A Nursing and Midwifery Board fitness to practise inquiry has adjourned to consider its findings into allegations that a Director of Nursing failed to administer medicines and disposed of them.
Mary Mealy, who worked at Thomond Lodge Nursing Home in Longford from January to August 2012, gave evidence today.
She told the inquiry that, before her time at the nursing home, she had worked for 18 years without any incident.
Ms Mealy said she felt humiliated when she was dismissed in August 2012 and had to provide for a young family and had to go on social welfare.
Ms Mealy said that when she worked at the home she had to collect rent from around 50 occupants of a nearby retirement village, owned by the nursing home proprietor.
She said the tenants, who were strangers, would come into the nursing home every day at unusual hours to pay cash and it was disruptive to the operation of the home.

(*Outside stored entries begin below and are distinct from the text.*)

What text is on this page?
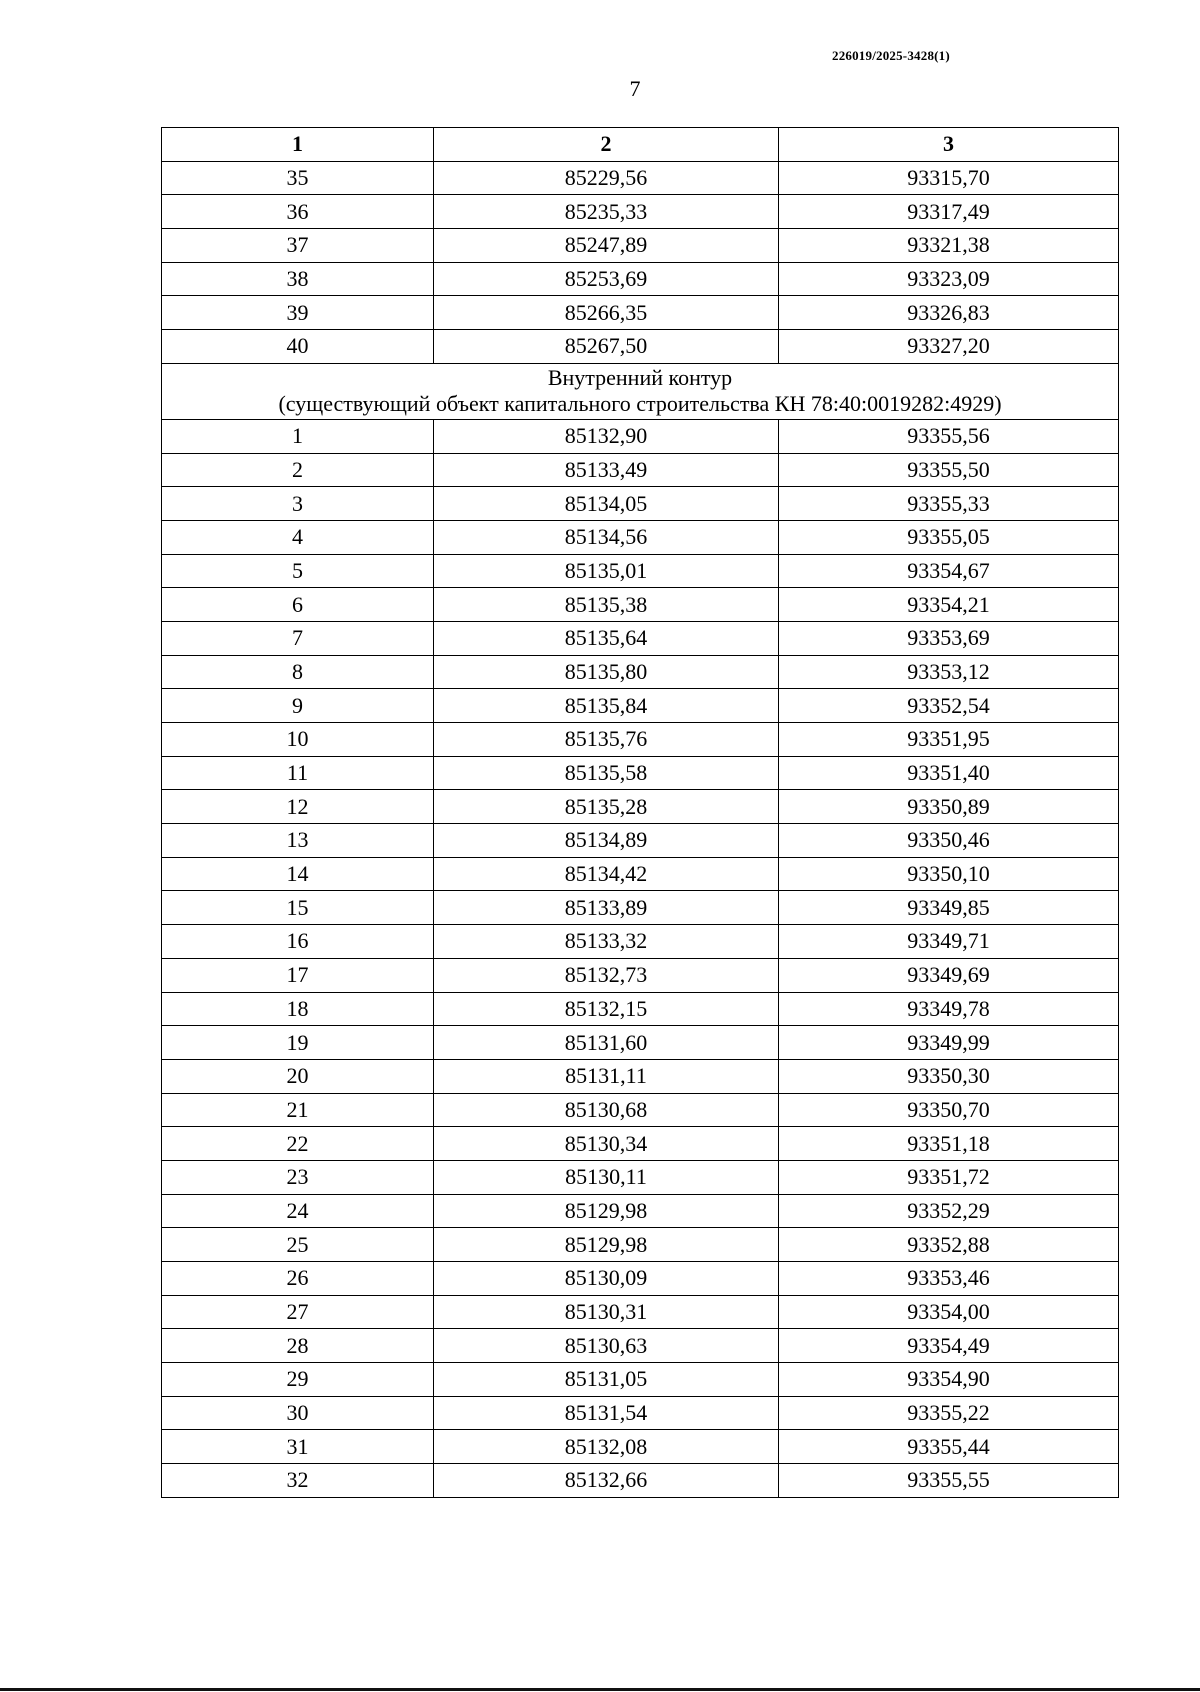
226019/2025-3428(1)
7
1	2	3
35	85229,56	93315,70
36	85235,33	93317,49
37	85247,89	93321,38
38	85253,69	93323,09
39	85266,35	93326,83
40	85267,50	93327,20

Внутренний контур
(существующий объект капитального строительства КН 78:40:0019282:4929)		

1	85132,90	93355,56
2	85133,49	93355,50
3	85134,05	93355,33
4	85134,56	93355,05
5	85135,01	93354,67
6	85135,38	93354,21
7	85135,64	93353,69
8	85135,80	93353,12
9	85135,84	93352,54
10	85135,76	93351,95
11	85135,58	93351,40
12	85135,28	93350,89
13	85134,89	93350,46
14	85134,42	93350,10
15	85133,89	93349,85
16	85133,32	93349,71
17	85132,73	93349,69
18	85132,15	93349,78
19	85131,60	93349,99
20	85131,11	93350,30
21	85130,68	93350,70
22	85130,34	93351,18
23	85130,11	93351,72
24	85129,98	93352,29
25	85129,98	93352,88
26	85130,09	93353,46
27	85130,31	93354,00
28	85130,63	93354,49
29	85131,05	93354,90
30	85131,54	93355,22
31	85132,08	93355,44
32	85132,66	93355,55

She told the inquiry she had concerns about medication management and wanted to change the system but this was opposed by the owner.
Ms Mealy said that on occasions healthcare assistants gave residents medicines.
She said she did not place medication in a rubbish bin.
She said patients received their drugs but she did forget to record some medicines, or gave them late on occasions.
Ms Mealy said that some patients refused medicines and, due to an oversight on her part, she did not record the refusal.
She said she also had concerns about staffing levels with some staff working 60 hours a week.
Ms Mealy said the owner of the home made suggestive comments to her about her appearance and clothes, which made her uncomfortable.
Nurse Mealy now works at the Sacred Heart Hospital in Roscommon.
She said that she felt valued and supported there.
Ms Mealy told the inquiry that she feels that she has been set-up by Thomond Lodge Nursing Home.
She said she had tried to make changes.
The inquiry's findings will be reported to the Nursing & Midwifery Board at a later date and then made public.